I started cooking Lobia after we shifted to Pune. Here they call this Chawli. In Andhra it is called Alasandalu. My neighbour here in Pune loves this when I cook. She loves my masala. This is such a filling meal and full of protein. So I love it (Of course there is nothing not to love anything about this dish). So do try this dish for yourself. Happy Cooking...



Ingredients:

Black eyed pea/Lobia/Chawli – 1 Cup
Onion – 1 medium
Tomato Puree – 2 tbsp
Cumin seeds – 1 tsp
Mustard seeds – 1 tsp
Whole red chilli – 2
Turmeric powder – ½ tsp
Ginger Garlic paste – 2 tbsp
Corriander powder – 1 tbsp
Cumin powder – 1 tbsp
Red chilli powder – 1 tbsp
Garam masala – 1 tsp
Ghee – 2 tbsp
Water – 4 ½ cups
Salt to taste


Method:


You can cook Lobia in two ways. You can either soak these peas overnight and then drain and cook it. But I usually don’t do this as I cook this dish whenever I feel like. So here is how I do it. For 1 cup of Lobia add 4 ½ cups water and pressure cook on high flame for 1 whistle. Then let it cook on low flame for about 20 – 25 minutes. While cooking, add salt as required with ½ teaspoon turmeric. The lobia or chawli should be soft enough and when pressed with your fingers, it should get mashed easily. Check the lobia once its done.

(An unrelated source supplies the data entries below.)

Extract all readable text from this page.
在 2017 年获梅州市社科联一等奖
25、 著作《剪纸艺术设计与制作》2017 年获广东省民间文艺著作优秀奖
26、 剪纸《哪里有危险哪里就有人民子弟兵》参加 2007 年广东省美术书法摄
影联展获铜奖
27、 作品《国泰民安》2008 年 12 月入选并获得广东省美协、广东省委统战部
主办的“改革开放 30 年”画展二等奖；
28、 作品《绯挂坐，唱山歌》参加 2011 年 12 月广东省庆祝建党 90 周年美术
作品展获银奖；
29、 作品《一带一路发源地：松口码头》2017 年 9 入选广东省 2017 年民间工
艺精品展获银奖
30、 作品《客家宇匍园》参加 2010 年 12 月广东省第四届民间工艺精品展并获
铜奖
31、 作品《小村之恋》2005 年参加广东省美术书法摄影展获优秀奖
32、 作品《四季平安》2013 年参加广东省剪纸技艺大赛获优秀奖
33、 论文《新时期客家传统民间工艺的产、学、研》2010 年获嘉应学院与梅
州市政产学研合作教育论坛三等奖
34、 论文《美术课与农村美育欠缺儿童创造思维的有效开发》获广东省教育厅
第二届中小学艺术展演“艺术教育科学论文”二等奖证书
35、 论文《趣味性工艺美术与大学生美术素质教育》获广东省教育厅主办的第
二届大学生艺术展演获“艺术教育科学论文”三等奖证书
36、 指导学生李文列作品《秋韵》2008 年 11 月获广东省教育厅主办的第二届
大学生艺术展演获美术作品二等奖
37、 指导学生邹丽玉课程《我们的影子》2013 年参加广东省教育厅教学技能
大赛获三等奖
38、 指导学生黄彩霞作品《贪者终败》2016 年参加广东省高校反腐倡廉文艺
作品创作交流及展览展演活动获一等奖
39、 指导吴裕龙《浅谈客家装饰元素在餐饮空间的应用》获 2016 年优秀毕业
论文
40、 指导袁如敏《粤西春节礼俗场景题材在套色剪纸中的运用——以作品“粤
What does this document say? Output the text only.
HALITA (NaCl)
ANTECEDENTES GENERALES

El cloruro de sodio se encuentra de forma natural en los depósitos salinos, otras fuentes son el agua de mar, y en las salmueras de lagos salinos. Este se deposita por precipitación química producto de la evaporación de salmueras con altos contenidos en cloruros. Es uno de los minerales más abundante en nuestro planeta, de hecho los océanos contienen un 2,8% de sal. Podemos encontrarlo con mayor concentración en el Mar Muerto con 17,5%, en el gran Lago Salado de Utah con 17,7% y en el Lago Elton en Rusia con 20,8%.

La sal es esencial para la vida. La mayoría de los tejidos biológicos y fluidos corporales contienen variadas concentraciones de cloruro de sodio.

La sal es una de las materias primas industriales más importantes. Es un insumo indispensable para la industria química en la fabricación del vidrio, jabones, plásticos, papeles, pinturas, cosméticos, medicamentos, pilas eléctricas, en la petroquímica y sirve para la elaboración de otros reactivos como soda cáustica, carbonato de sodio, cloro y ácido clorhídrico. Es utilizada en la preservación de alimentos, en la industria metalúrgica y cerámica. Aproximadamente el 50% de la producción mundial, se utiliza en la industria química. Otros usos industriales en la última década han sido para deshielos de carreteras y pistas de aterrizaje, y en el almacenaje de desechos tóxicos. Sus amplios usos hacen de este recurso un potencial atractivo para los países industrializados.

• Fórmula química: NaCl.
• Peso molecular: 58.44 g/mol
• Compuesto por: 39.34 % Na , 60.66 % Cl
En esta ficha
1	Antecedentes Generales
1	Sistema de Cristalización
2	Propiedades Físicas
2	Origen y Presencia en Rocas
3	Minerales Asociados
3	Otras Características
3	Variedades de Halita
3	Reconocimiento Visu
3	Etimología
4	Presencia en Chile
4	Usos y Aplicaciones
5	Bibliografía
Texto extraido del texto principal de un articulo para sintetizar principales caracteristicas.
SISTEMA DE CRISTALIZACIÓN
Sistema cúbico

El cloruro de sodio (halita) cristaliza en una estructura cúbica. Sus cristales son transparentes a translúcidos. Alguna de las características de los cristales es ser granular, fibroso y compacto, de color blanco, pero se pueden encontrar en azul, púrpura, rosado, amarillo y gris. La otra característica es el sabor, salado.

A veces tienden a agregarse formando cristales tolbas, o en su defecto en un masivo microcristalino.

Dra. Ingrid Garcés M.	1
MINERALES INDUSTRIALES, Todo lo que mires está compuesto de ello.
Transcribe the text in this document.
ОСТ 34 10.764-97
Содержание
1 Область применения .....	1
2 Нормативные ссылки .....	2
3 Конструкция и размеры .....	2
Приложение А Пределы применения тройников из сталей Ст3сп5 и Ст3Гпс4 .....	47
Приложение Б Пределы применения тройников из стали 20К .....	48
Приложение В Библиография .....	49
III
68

In a pan or kadhai add ghee. Add mustard seeds,
cumin seeds, whole red chillies.
 
Now add onions and fry till translucent

Now add ginger garlic paste and dry spices
Now add tomato puree and cook till ghee leaves the
sides of the pan
 .
Add cooked lobia and adjust seasoning, garam masala.
Garnish with coriander leaves




For the masala, in a pan or kadhai add ghee. 
Add mustard seeds, cumin seeds, whole red chillies and onions. Let it sauté for 2 minutes on a medium flame. 
Now add ginger garlic paste,coriander powder, cumin powder and red chilli powder. Let it sauté again for couple of minutes. 
Add tomato puree and cook till ghee separates in the pan. 
Now add the cooked lobia. Add salt per taste and add garam masala.  You can adjust the thickness of the gravy by adding water. Garnish with coriander leaves and serve hot with Jeera Rice.